Getting the playcount model of osu

By Repo at osu

NOTE: As I have only beginner-level knowledge in statistics, much of the reasoning might not substantiated properly and depend on my intuition.

Observation

First, I observed a plycount of several maps to see how the playcount increase.

Playcount increase Playcount increase of beatmapsetID 1100842 and 1184844

Plotted maps:

From the graph above, I assumed that playcount is augmented polynomially by time (i.e. $y=ax^t$). Thus, based on this assumption, the playcount at the certain time can be expressed in a following formula: \(p = c \cdot t^a\) where $p$ is a playcount, $c$ is an imaginary popularity index, and $t$ is an elapsed time from the map being ranked.

Finding a model

I wanted to find the unknown $a$ in the formula above, which shows speed of increase. To find $a$, I performed a linear regression for maps which have a playcount record of 7th day after being ranked. I normalized the maps’ playcount by dividing all playcount records by the playcount of 7th day after being ranked (i.e. making the playcount of 7th day one). As a result, I got the following graph.

Normalized graph time~normalized playcount graph

The vertical dotted line is $x=7.0$, and the horizontal dotted line is $y=1.0$. As playcounts are normalized, All lines on the graph should pass through the intersection of dotted lines.

We can notice that every line on the graph regresses to a certain curve, whose form is $y = ax^b$. As a regression problem to a curve $y = ax^b$ is solvable by taking log to both side, I take log to elapsed time and normalized playcount.

Normalized-logged graph

The regression line in the graph above is $\ln y = 0.624\ln x + 0.288$.

\[\ln y = 0.624\ln x + 0.288 \iff y = 0.288x^{0.624} (x, y \ge 0)\]

What 0.288 and 0.624 mean? Actually 0.288 is not important because that is an arbitrary number resulted from normalization. What is important is 0.624. It shows the increasing rate of playcounts! So we can think that a map’s playcount $p$ can be modeled by the formula $p = ct^{0.624}$, where $c$ is a popularity index.

The first model The first model. The dotted line is the regression line.

Expansion to old maps

But unfortunately, the number 0.624 is not enough to conclude the research. This value is drawn from only lately ranked maps! To explain as many maps as possible, we should consider old maps too. For this, I took the following strategies.

  • I expanded the subject of study from maps which have a record of 7th day to maps ranked in and after 2015. Maps before 2015 were not considered because they are out-dated (or even abandoned) and thus do not reflect current trend of play enough.

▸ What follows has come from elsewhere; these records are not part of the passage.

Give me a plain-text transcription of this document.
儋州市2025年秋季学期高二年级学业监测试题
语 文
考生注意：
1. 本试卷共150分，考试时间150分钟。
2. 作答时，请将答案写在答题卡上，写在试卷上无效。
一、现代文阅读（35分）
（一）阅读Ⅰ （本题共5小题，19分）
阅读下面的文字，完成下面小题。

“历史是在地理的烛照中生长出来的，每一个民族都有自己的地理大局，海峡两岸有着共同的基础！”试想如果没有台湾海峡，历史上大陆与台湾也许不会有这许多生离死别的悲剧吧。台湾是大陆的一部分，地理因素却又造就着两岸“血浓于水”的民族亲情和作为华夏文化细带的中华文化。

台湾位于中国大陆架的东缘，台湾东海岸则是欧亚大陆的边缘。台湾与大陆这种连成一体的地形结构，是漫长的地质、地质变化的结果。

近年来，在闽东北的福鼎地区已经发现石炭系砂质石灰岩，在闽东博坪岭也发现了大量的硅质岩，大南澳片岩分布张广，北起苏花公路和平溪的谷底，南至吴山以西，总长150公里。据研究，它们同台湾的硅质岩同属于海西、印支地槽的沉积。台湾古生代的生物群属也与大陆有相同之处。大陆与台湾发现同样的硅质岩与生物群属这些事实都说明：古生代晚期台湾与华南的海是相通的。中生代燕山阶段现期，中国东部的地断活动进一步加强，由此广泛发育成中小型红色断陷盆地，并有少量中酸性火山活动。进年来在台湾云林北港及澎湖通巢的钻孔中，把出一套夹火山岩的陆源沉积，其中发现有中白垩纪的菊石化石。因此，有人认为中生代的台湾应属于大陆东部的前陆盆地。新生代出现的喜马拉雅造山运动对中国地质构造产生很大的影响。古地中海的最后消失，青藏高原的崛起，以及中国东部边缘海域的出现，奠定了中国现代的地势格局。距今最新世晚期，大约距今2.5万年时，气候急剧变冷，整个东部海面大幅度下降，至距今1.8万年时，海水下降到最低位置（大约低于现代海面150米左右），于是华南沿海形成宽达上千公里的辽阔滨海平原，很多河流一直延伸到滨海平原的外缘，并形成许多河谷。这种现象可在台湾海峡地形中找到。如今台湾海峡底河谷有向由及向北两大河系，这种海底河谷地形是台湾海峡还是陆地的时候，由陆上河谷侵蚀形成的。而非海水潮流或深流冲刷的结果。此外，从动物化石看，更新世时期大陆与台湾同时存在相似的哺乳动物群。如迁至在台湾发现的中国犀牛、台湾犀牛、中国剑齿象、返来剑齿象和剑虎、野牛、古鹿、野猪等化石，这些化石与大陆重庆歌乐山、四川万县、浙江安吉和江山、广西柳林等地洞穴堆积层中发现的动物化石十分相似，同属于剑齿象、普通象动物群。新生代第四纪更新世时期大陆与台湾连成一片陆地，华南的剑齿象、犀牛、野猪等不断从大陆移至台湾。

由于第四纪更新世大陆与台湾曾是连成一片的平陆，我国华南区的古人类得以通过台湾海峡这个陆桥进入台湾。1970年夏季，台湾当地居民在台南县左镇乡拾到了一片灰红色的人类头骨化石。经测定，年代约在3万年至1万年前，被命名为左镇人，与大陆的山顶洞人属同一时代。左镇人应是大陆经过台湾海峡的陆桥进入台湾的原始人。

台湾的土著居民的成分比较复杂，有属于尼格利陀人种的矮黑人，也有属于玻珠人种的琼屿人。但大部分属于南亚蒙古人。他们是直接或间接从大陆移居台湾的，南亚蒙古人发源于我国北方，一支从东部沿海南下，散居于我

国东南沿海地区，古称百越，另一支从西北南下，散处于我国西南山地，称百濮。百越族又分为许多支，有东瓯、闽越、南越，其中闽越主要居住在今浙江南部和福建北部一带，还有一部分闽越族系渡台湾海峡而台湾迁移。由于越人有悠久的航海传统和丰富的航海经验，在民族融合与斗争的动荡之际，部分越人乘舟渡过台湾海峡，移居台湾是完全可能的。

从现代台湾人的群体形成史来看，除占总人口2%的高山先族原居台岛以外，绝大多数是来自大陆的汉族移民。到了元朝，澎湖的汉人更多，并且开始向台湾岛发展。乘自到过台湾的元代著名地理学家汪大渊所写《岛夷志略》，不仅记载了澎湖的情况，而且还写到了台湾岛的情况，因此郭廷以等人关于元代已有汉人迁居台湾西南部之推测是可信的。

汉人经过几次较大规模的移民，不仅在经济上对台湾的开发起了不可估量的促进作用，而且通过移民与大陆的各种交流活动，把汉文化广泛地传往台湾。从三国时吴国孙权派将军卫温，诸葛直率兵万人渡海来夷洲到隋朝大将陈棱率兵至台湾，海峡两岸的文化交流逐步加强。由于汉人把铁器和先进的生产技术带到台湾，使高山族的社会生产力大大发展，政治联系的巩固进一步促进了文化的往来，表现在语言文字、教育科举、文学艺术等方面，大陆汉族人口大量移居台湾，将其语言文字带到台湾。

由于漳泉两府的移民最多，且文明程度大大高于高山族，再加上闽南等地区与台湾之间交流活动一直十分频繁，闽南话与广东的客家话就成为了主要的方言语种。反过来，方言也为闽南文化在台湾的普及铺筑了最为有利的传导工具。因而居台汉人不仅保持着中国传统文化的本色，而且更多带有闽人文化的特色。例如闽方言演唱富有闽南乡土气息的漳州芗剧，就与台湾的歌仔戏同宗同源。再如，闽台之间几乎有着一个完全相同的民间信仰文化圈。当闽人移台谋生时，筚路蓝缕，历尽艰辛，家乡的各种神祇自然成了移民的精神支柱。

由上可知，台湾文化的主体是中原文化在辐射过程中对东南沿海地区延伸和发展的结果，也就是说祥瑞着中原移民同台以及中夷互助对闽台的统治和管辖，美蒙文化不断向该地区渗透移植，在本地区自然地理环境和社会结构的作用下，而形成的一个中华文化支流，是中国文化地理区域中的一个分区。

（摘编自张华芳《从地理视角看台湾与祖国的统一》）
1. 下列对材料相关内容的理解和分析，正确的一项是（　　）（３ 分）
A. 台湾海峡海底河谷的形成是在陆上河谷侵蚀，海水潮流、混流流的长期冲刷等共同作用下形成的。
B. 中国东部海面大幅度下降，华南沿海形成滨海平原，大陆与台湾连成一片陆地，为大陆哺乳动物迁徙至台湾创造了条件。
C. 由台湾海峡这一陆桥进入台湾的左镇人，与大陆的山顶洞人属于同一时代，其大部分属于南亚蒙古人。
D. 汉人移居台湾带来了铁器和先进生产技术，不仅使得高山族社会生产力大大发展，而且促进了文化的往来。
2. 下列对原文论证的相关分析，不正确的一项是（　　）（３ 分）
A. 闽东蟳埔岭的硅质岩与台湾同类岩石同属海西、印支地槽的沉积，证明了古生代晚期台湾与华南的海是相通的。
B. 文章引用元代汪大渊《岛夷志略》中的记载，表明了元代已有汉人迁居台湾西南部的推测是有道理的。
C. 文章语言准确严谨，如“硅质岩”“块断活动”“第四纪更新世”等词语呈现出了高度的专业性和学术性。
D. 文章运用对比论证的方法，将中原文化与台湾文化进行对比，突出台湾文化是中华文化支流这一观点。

  • I calculated a speed of playcount increase (i.e. slope in the graph) rather than normalizing all maps. If a playcount of some map increases in $p = ct^a$, then the playcount divided by $t^b$ would be a constant $c$. As a slope—speed of increase—of a constant function is 0, I aim to get the value of power of t (i.e. $a$ in $ct^a$) where mean of all speed of increase becomes 0.

  • Plus, I expected the model $p = ct^{0.624}$ would not be so wrong. Even the more accurate figure would be around 0.624.

As I don’t have mathematical basis to calculate the value, I just substituted several values. Then I found that when $a=0.7$, the mean of slopes is -0.43 and standard deviation of slopes is 81.93 (where total 6,803 maps were considered).

By conducting t-test, You can reject the null hypothesis (H0: $\mu \neq 0$) and be confident that the estimation that mean of slopes is 0 is true. As shown in the histogram below, the distribution of slopes is normal, so you can use t-test.

Whole scope histogram Histogram of all slopes

Enlarged histogram Enlargement of the slope [-100, 100]

Conclusion

  • The playcount of a map at the certain time is expected to be $p = c \cdot t^{0.7}$, where p is a playcount, t is elapsed time since the map being ranked, and c is the popularity index.

  • Thus, the popularity index of a map can be calculated by $c = p \cdot t^{-0.7}$.

  • Well fit

Maps fit well

Title of each subplot is an ID of a plotted map. x-axis is the time from being ranked (hour) and y-axis is playcount of the map.

  • Or not…

Maps not fit well

It seems that so-called pp maps are well modeled by this.

I’m afraid that there does not exist a test of the model. I don’t have any idea how to test its validity :(

Limitations of this study

  • Short maps are likely to have more playcounts than the longer ones. Although it is not verified, it is highly likely to be so. This factor can prevent the “popularity rate” from showing its pure popularity.